When Sanyu Chemical failed to collect and remit the amounts due, Atok Finance filed a collection suit. The trial court ruled in favor of Atok Finance, ordering the defendants to pay jointly and severally. Private respondents appealed to the then Intermediate Appellate Court (IAC), but their appeal was dismissed for failure to file an appeal brief. After entry of judgment, Atok Finance secured a writ of execution. Private respondents then filed a Petition for Relief from Judgment with the Court of Appeals, which was granted. Subsequently, the Court of Appeals reversed the trial court’s decision, holding the Continuing Suretyship Agreement void for lack of a principal obligation at the time of its execution and ruling that the action had prescribed under Article 1629 of the Civil Code.
ISSUE
1. Whether the Court of Appeals erred in granting the Petition for Relief from Judgment.
2. Whether the Continuing Suretyship Agreement is valid despite being executed prior to the principal obligations it guaranteed.
3. Whether Atok Finance’s cause of action had prescribed.
RULING
1. Yes. The Supreme Court found that the Court of Appeals’ 15th Division acted without jurisdiction and with grave abuse of discretion in granting the Petition for Relief from Judgment. The proper remedy for the private respondents after the IAC’s Third Division dismissed their appeal was a petition for certiorari under Rule 65, not a petition for relief under Rule 38. The grant of relief constituted an improper interference with a final and executory judgment.

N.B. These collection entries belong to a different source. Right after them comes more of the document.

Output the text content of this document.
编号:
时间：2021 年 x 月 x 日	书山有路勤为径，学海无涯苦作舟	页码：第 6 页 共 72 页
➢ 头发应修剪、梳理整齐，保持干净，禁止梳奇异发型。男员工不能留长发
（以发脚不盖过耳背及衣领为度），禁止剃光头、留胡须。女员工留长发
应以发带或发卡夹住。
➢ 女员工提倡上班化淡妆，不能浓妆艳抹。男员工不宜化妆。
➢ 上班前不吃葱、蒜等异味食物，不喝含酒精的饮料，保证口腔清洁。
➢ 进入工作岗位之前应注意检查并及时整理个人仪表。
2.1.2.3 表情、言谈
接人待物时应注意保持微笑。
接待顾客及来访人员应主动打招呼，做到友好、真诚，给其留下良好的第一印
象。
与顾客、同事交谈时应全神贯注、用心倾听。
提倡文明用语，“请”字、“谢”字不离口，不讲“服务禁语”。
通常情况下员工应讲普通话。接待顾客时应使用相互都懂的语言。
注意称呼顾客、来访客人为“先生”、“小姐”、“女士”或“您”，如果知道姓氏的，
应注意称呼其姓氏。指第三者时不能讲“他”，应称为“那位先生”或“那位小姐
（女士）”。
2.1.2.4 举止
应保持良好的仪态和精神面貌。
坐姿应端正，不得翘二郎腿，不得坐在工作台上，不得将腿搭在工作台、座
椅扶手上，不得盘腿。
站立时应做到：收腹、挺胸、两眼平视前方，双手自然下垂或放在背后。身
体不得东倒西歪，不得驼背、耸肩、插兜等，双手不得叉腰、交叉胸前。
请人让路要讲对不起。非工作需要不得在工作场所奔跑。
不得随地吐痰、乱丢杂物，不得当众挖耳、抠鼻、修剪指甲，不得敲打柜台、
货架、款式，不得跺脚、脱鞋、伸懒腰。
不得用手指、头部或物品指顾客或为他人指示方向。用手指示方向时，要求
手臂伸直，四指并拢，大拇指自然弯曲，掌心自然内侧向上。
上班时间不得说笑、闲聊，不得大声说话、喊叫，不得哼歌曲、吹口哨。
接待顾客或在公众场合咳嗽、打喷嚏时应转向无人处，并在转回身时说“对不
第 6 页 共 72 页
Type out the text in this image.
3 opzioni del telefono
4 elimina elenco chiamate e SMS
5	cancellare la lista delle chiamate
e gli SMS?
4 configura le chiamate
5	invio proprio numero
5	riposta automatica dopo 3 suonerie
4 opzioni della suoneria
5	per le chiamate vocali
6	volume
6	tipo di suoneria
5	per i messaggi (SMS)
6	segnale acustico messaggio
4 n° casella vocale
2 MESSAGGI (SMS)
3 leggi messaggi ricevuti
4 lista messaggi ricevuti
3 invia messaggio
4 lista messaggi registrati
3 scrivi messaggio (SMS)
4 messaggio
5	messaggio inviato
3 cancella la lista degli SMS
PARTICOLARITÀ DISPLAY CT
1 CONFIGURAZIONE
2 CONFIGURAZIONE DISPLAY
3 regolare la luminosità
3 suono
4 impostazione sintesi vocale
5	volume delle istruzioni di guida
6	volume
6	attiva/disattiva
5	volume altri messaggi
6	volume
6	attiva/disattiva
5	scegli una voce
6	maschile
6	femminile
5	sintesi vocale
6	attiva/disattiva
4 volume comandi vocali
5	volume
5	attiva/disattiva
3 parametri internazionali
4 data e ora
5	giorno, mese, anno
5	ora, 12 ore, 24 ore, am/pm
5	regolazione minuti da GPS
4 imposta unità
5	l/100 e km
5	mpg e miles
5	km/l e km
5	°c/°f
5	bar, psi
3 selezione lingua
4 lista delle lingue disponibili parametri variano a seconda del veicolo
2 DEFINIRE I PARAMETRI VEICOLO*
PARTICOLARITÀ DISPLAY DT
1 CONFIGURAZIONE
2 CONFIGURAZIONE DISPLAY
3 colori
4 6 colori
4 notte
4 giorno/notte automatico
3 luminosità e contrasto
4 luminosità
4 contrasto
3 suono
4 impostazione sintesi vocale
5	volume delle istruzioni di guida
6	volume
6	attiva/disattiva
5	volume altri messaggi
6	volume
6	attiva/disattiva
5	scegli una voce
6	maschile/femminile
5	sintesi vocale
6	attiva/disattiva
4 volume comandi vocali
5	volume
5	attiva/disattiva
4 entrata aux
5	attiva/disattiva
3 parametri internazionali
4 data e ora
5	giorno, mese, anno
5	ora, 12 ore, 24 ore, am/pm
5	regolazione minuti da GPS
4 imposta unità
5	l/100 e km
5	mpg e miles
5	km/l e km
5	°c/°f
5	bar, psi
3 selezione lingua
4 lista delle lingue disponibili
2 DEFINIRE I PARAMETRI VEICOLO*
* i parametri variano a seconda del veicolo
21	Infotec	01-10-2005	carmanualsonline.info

2. Yes. The Continuing Suretyship Agreement is valid. A suretyship can be given to secure future debts even if the principal obligation does not yet exist at the time of the suretyship’s execution. The agreement expressly covered indebtedness “heretofore, now or hereafter made, incurred or created.” This is recognized under Article 2053 of the Civil Code.
3. No. The cause of action had not prescribed. The action was based on the Deed of Assignment, not on the assigned receivables themselves. The Deed created a direct obligation for Sanyu Chemical to pay Atok Finance if the warranties were breached. The ten-year prescriptive period for written contracts under Article 1144 of the Civil Code applied, not the shorter period under Article 1629. The action was filed well within ten years from the assignment.
The Supreme Court REVERSED and SET ASIDE the Decision of the Court of Appeals. It REINSTATED the trial court’s Decision, with the MODIFICATION that the penalty charge was reduced equitably to eighteen percent (18%) per annum.